3. Possible Approaches in Adaptive Design

3.3. Example 3: Seamless Phase II/Phase III Design

Seamless Phase II/Phase III design is often used in the case of rare diseases; it is also called a ‘combination test’. In the example below, patients are randomised between three treatment arms in the first stage of the design (Phase IIb). The first treatment arm is the control arm, where patients receive the standard of care therapy. Patients on the second and third treatment arms receive different treatments, Treatment 1 or Treatment 2.

At the end of the first stage (Phase IIb), Treatment 1 and Treatment 2 are compared based on best progression-free survival (PFS). The least effective treatment arm is dropped. The other treatment arm is then continued in the second stage (Phase III). In this stage, an efficacy comparison is performed against the standard of care treatment.

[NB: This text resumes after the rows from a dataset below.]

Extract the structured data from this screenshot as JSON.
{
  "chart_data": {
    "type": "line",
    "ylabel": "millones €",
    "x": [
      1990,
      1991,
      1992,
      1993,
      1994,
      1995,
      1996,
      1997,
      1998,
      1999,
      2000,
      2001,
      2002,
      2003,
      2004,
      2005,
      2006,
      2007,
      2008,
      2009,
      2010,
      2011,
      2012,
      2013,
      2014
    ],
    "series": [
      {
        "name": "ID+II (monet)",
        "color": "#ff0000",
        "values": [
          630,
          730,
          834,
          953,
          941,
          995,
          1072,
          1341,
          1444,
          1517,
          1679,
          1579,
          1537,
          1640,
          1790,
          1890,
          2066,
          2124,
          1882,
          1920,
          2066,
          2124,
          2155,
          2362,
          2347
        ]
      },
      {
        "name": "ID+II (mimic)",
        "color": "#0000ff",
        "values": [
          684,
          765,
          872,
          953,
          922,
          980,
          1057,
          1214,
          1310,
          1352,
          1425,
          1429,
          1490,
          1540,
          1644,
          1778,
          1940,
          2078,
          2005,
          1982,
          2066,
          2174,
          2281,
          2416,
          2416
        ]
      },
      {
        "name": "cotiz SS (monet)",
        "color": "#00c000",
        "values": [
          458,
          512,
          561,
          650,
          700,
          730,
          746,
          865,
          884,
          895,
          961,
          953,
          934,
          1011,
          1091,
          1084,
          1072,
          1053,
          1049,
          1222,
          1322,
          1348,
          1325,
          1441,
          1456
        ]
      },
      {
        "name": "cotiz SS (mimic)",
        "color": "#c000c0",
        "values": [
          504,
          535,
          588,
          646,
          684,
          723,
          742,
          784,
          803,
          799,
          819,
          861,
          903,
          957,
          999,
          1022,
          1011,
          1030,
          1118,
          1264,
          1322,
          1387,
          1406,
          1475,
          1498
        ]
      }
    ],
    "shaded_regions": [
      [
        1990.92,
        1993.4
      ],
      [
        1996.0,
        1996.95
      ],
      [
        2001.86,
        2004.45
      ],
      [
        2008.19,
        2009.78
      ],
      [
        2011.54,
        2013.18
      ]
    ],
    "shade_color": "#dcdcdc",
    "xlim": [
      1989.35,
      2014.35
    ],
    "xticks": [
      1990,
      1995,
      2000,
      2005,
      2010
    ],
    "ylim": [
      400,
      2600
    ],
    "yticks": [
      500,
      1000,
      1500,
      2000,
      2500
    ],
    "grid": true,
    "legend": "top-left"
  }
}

Diagram seamless phase II: Treat 1 and 2 are compared based on best PFS. The least effective treatment is dropped.

Seamless Phase II/III design
The seamless Phase II/III design allows Phase II and Phase III to be performed in the context of one trial.

Advantages in Seamless Phase II/Phase III design

  • Helps to mitigate bias
    Both steps are conducted independently and the results of both steps are combined in the end in an overall test result.

  • Shortens time and participant exposure
    Phase II and Phase III are performed within the context of one trial.

  • Relatively flexible
    The way that the treatment arm for final comparison is chosen in the Phase II part and merged with the Phase III part is relatively flexible.
  • Efficient use of resources
    Participants from Phase II and Phase III both contribute data to the final results.


  • Complicated statistical analyses
    This design requires statistical aspects that are not so straightforward.

  • Recruitment gaps
    There is a gap in the recruitment between the two phases while waiting for enough data to be gathered in order to perform the interim analysis that decides whether to continue or not.

  • Logistic challenges
    This design is logistically challenging – it requires a quick flow of data so that the number of events in the analysis can be followed up on.

  • Difficulties arising from long-term endpoints
    This design requires information on PFS to be available relatively quickly. This becomes more difficult when the endpoints are long-term.
  • Risk of lost information
    Combining two arms risks the loss of information.